Пока машина выбиралась из города, Горяев настороженно наблюдал за шофером. Тот неторопливо, как на экзамене в автоинспекции, продирался по городским улицам.

«Пожалуй, тут ни рыси, ни скока не дождешься. Дай бог сегодня добраться до Слюдянки», — отметил про себя Горяев. Затем его опасения постепенно рассеялись. Машина выбралась из города и побежала резвей. Алексей нарушил молчание:

— Илья Николаевич, вы что ж, так на газике всю жизнь и ездите?

— Нет, на «козле» я второй год. До этого на «Победе» и «Волге» сидел, первого возил. — Заметив удивленный взгляд Алексея, пояснил: — Тут, знаете, своя причина, свой интерес есть.

— Какая же, Илья Николаевич?
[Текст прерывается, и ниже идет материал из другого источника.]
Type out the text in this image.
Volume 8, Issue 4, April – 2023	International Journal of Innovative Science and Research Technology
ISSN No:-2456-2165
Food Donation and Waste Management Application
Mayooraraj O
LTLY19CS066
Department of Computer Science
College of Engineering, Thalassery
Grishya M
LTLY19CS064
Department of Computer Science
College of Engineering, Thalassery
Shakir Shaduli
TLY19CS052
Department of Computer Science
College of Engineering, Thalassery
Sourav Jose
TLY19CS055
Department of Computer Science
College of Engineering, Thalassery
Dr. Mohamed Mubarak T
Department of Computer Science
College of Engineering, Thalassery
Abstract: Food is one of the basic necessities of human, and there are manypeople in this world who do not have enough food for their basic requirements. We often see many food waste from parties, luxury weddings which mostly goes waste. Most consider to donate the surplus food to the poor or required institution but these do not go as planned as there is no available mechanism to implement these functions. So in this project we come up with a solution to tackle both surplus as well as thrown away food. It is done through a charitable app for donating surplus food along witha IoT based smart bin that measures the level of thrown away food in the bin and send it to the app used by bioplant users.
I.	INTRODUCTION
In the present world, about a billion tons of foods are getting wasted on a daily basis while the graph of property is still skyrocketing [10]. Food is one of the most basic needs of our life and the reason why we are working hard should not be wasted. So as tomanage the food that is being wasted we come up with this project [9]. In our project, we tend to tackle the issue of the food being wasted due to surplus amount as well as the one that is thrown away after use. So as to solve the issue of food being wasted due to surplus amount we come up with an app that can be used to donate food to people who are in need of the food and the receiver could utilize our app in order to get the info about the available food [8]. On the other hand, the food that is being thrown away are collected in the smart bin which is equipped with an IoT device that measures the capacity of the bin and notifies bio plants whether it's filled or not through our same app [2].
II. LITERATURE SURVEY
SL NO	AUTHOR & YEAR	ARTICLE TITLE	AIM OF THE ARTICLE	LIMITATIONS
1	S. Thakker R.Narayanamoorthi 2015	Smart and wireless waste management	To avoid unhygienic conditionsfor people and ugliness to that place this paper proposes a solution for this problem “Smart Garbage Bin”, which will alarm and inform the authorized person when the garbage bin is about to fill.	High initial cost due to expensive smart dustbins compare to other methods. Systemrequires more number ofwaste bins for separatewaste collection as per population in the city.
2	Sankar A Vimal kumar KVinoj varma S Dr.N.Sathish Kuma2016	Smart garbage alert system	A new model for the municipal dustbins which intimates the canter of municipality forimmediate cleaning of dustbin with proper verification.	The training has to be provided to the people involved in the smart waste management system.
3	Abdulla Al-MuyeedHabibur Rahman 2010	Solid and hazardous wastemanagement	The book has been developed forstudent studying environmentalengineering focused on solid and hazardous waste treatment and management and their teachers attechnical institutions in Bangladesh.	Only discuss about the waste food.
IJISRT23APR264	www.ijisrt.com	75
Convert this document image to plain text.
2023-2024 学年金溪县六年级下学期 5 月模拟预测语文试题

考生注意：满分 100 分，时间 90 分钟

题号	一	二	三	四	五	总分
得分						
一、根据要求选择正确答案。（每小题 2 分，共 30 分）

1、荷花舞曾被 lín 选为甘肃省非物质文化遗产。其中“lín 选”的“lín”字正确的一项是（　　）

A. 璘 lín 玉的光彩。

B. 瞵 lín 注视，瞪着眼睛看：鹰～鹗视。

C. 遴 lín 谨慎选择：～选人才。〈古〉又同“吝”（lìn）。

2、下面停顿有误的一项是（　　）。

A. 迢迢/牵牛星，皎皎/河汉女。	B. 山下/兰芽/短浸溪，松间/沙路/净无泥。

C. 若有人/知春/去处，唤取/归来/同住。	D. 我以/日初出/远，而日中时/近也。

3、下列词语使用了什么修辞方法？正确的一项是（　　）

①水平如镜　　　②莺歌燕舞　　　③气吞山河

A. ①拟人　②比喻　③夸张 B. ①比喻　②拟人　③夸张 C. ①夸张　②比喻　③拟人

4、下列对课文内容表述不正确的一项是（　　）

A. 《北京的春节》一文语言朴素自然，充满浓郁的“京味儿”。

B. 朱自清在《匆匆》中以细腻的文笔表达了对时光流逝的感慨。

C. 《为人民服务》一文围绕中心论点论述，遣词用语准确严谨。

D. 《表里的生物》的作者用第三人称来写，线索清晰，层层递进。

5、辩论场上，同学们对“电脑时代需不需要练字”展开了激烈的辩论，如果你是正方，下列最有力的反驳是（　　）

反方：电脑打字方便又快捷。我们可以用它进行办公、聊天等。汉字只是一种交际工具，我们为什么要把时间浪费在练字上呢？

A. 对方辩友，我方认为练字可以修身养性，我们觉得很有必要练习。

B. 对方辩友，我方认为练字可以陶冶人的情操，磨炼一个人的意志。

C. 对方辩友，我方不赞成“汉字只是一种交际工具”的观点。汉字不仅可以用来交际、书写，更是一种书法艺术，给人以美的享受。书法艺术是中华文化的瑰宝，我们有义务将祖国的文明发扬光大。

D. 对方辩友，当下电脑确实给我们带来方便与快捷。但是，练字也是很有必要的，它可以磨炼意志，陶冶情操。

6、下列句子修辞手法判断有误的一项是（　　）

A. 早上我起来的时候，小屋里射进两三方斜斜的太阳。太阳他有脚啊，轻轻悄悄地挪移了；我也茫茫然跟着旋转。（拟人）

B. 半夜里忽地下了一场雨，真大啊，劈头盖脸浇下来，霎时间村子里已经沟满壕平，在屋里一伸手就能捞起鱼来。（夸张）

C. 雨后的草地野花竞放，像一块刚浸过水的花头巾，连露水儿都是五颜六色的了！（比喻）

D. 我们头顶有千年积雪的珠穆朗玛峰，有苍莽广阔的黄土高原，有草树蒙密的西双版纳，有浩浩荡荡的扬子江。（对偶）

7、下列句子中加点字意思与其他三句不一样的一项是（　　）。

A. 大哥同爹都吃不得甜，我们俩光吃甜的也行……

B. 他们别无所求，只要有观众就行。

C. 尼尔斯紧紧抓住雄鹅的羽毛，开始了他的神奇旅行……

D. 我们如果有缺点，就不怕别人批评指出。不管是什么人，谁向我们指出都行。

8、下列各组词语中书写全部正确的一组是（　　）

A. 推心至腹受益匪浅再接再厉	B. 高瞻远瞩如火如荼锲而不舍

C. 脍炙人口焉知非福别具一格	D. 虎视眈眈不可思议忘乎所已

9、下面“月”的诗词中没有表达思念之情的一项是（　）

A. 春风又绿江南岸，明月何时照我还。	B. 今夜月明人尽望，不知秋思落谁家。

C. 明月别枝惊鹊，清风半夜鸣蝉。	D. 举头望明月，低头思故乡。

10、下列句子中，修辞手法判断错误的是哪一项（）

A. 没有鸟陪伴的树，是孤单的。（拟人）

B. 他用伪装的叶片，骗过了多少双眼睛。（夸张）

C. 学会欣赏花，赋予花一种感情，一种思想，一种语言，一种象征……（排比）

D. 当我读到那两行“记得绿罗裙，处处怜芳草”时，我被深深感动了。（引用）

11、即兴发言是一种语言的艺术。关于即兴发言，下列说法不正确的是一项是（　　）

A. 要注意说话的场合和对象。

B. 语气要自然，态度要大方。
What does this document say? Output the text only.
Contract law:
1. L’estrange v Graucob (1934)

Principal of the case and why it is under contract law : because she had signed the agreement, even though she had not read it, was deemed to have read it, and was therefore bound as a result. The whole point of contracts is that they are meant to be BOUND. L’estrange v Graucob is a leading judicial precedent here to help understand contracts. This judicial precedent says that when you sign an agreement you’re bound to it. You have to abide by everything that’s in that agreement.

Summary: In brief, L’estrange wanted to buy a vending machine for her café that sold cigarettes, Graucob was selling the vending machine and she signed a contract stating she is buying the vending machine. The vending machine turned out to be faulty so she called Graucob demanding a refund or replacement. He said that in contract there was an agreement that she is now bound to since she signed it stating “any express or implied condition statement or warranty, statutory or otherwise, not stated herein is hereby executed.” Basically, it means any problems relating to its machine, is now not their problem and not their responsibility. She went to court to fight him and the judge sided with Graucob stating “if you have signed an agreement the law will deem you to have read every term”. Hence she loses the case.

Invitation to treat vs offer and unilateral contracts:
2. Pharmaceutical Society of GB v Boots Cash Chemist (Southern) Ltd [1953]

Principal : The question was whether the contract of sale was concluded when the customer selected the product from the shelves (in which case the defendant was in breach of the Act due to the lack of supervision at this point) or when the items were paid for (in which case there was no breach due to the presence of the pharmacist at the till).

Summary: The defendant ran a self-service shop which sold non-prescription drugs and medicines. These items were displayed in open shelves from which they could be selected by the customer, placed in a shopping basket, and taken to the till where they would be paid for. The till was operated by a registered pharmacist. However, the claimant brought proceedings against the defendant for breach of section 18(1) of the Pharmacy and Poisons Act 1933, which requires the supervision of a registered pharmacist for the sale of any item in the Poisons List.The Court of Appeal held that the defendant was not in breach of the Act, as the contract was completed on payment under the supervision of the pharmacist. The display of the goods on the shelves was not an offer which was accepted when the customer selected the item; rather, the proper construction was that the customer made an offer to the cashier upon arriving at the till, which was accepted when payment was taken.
На «Волге» оно как-то солидней, да и деньжат, небось, побольше?

— Да так-то оно так, конечно. Только, я говорю, свой интерес есть, — и, немного помолчав, с лукавинкой в глазах продолжал: — Перво-наперво, что меня с дороги спихнуло, так это моя благоверная. Ревнивая стала, как тигра.

— А тигры разве ревнивые? — расхохотался Горяев.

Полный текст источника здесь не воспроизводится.